Non-ideal electric field induced by turbulence in the reconnection diffusion region

Most of the plasma fluid equations have employed the electrical resistivity to generate the magnetic dissipation required for magnetic reconnection to occur in collisionless plasma. However, there has been no clear evidence that such the model is indeed appropriate in the reconnection diffusion region in terms of the kinetic physics. To address this issue, the present study has performed a large-scale 3D particle-in-cell simulation for the anti-parallel and no guide field configuration as well as analytical analysis.

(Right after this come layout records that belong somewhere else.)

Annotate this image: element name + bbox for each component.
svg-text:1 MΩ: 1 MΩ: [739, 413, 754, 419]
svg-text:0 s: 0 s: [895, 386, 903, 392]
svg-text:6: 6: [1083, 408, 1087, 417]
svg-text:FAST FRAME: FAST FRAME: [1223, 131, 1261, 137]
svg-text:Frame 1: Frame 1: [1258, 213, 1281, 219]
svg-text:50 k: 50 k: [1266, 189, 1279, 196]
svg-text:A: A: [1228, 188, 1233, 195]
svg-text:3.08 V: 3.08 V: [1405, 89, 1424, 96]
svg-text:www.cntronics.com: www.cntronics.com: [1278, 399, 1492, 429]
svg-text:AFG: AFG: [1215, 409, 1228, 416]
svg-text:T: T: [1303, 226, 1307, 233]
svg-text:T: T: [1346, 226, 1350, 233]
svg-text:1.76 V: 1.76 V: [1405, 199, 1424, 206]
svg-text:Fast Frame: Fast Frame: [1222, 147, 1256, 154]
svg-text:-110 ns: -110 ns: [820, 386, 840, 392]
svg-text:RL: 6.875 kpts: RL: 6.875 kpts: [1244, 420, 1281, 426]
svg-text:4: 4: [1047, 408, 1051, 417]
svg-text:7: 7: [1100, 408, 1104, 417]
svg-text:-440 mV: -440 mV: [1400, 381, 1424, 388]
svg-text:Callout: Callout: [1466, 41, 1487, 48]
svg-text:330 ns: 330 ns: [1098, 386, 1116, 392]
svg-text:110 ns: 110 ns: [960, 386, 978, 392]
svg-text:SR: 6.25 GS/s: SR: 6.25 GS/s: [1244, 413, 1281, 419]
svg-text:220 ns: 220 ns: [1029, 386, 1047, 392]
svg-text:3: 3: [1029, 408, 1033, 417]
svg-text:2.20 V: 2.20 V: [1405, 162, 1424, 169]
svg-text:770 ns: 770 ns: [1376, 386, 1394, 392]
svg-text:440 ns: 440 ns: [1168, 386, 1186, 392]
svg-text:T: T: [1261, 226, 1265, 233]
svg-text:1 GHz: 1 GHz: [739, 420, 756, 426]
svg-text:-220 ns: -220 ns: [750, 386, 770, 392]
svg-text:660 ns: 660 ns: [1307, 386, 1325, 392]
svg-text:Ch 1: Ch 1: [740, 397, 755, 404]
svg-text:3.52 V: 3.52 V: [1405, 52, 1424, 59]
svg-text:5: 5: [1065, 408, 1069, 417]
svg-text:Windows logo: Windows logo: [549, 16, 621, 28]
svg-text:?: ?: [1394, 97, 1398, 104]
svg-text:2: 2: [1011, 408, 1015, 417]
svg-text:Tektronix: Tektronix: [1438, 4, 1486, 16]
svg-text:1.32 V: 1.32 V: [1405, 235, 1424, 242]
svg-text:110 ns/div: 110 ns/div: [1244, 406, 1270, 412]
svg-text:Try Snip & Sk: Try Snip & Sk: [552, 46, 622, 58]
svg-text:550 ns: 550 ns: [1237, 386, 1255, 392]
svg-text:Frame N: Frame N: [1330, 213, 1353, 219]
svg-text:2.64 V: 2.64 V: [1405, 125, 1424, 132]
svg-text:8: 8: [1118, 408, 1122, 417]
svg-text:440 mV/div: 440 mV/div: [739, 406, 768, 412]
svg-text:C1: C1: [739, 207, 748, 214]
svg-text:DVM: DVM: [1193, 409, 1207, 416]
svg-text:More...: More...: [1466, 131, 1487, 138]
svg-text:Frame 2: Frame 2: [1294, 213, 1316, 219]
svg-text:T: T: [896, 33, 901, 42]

The simulation results show that the thin current layer formed around the reconnection x-line is unstable to the flow shear instabilities, leading to intense electromagnetic turbulence in the diffusion region. It is found that the non-ideal electric field in the diffusion region is consistent with the Ohm's law based on viscosity rather than resistivity (1, 2). The effective viscosity is caused by the turbulence that gives rise to effective momentum transport of the electrons across the diffusion region. The present result suggests a fundamental modification of the fluid equations using the resistivity in the Ohm's law. Our presentation will cover the simulation results and analytical analysis to demonstrate the dissipation mechanism in the turbulent current layer to drive magnetic reconnection. 1. K. Fujimoto, and R. D. Sydora (2021), Astrophys. J. Lett., 909, L15. 2. K. Fujimoto, and R. D. Sydora (2023), Phys. Plasmas, 30, 022106.